Agrada-me a divulgação televisiva de interrogatórios judiciais em prime, middling ou off-peak time? Não.

A divulgação dos interrogatórios roça o voyeurismo? Roça.

A divulgação dos interrogatórios constitui um crime? Provavelmente, sim.

Tratando-se de um crime, a divulgação dos interrogatórios, com o devido tratamento jornalístico, pode, ainda assim, justificar-se? Depende do processo e do tratamento jornalístico.

Se estiveram em causa crimes de corrupção e conexos que tenham prejudicado a res publica, desprestigiado a classe política e abanado os fundamentos do Estado de Direito, poderá o interesse público, o dever de informação e a liberdade de imprensa, enquanto direitos fundamentais consagrados nos artigos 37.º e 38.º da Constituição da República Portuguesa, sobrepor-se ao direito à reserva da intimidade da vida privada e ao direito à imagem, protegidos constitucionalmente no n.º 1 do artigo 26.º da mesma Constituição? Na qualidade de indigente não-constitucionalista, penso que sim.

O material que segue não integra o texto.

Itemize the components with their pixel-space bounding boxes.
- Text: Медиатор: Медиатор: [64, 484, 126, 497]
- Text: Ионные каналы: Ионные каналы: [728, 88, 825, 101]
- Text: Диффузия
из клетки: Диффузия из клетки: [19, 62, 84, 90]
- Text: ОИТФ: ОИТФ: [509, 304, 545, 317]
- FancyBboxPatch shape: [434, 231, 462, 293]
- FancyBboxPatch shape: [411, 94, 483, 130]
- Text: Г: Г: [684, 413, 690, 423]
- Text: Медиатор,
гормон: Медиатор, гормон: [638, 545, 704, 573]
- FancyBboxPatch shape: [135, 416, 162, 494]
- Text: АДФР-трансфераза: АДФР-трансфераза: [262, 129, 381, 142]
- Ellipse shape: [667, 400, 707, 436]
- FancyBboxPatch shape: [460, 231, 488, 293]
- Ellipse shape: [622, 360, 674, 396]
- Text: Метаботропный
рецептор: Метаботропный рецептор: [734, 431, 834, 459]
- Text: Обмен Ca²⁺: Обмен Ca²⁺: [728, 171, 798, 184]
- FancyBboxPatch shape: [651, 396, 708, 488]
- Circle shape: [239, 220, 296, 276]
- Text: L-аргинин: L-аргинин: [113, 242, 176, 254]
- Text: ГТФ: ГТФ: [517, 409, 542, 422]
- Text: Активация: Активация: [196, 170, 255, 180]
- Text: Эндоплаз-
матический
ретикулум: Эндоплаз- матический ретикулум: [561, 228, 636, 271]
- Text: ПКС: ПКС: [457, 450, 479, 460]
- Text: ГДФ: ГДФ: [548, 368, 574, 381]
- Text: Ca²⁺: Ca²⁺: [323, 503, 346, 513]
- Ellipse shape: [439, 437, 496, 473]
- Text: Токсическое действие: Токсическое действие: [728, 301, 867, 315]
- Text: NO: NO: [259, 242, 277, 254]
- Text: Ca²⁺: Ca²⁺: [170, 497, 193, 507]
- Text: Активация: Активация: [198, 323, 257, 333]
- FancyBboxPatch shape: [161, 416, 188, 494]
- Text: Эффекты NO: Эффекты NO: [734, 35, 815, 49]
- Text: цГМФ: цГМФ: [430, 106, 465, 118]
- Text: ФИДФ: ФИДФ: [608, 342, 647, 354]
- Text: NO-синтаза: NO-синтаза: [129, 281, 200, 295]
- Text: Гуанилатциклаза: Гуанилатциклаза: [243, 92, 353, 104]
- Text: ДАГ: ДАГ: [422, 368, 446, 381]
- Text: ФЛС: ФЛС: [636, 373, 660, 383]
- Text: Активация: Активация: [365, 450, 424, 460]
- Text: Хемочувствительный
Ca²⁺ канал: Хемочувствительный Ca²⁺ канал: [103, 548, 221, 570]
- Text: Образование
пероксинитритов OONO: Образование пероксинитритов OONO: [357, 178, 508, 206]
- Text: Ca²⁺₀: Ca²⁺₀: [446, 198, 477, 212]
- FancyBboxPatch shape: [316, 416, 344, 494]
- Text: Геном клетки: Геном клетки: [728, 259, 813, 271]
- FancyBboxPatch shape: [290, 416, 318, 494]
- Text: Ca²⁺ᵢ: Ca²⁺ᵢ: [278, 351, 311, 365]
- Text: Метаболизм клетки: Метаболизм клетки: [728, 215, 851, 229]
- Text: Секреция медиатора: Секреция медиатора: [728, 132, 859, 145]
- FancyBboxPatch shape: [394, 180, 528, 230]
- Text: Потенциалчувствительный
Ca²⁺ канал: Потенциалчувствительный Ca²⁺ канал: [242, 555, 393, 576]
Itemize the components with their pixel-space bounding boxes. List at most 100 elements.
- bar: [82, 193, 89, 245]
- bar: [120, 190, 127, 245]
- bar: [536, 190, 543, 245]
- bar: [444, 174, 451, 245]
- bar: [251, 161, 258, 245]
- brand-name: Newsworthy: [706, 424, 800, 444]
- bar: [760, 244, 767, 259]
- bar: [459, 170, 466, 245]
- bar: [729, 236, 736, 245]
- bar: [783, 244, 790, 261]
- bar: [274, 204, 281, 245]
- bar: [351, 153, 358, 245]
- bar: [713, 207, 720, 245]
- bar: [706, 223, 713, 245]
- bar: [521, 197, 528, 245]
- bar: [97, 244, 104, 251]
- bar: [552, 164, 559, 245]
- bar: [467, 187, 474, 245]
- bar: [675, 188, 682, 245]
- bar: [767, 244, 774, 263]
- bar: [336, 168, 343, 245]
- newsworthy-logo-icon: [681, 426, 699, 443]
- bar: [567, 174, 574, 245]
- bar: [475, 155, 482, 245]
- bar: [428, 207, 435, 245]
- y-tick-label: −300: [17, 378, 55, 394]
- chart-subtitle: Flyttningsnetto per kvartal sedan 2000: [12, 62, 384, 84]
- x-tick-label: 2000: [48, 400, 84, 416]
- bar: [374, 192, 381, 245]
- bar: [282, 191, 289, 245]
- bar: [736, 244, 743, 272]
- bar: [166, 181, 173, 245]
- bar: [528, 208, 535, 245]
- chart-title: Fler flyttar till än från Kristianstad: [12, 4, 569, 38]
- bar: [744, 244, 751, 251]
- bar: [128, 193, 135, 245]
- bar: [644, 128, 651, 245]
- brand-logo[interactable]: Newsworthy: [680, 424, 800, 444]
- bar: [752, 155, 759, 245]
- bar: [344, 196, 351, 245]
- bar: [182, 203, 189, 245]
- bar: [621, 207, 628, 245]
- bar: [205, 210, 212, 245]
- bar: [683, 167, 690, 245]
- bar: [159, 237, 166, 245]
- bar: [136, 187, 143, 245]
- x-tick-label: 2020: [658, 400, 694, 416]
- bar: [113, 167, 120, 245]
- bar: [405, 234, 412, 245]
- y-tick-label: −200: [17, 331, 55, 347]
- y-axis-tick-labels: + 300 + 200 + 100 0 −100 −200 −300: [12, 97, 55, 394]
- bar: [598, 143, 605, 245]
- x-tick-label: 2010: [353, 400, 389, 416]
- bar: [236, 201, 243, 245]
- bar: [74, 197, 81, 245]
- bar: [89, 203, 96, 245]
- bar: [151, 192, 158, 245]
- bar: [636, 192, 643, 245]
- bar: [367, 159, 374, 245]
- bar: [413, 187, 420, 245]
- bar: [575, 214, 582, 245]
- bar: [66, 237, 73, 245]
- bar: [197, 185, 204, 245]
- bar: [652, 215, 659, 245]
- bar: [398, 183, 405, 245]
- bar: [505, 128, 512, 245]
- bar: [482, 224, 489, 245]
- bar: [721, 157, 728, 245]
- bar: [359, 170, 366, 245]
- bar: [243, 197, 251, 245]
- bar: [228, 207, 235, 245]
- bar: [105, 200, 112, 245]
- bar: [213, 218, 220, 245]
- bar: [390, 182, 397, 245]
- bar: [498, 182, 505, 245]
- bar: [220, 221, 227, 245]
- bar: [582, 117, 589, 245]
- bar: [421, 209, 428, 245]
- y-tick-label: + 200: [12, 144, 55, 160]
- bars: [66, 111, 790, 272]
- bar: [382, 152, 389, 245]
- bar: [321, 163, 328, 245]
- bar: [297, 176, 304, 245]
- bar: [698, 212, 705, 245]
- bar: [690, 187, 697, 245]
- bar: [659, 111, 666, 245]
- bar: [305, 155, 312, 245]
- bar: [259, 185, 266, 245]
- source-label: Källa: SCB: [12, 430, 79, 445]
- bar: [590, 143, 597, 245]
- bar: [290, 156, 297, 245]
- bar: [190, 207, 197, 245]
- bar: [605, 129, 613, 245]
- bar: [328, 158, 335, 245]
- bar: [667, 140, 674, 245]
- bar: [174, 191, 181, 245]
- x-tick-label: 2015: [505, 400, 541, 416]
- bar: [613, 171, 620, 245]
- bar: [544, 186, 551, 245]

Podemos visionar a peça jornalística da SIC e unicamente concluir, ou dela retirar, a existência de uma flagrante e «nojenta» violação do disposto no número 2 do artigo 88.º do Código do Processo Penal? Podemos, da mesma forma que podemos achar que The Love Song of J. Alfred Prufrock é um divertido poema sobre o lamento de um procrastinador que não consegue pedir em casamento a sua amada, às voltas com uma overwhelming question; ou que Moby Dick relata as andanças de um baleeiro dirigido por um valente capitão, levemente lelé da cuca; ou que o The Catcher in The Rye é uma comédia sobre um puto de 16 anos que disfarça a queda para o ócio e o enjoo à instrução com supostas perturbações mentais; ou que Bartleby, The Scrivener narra as desventuras de um ardiloso calão.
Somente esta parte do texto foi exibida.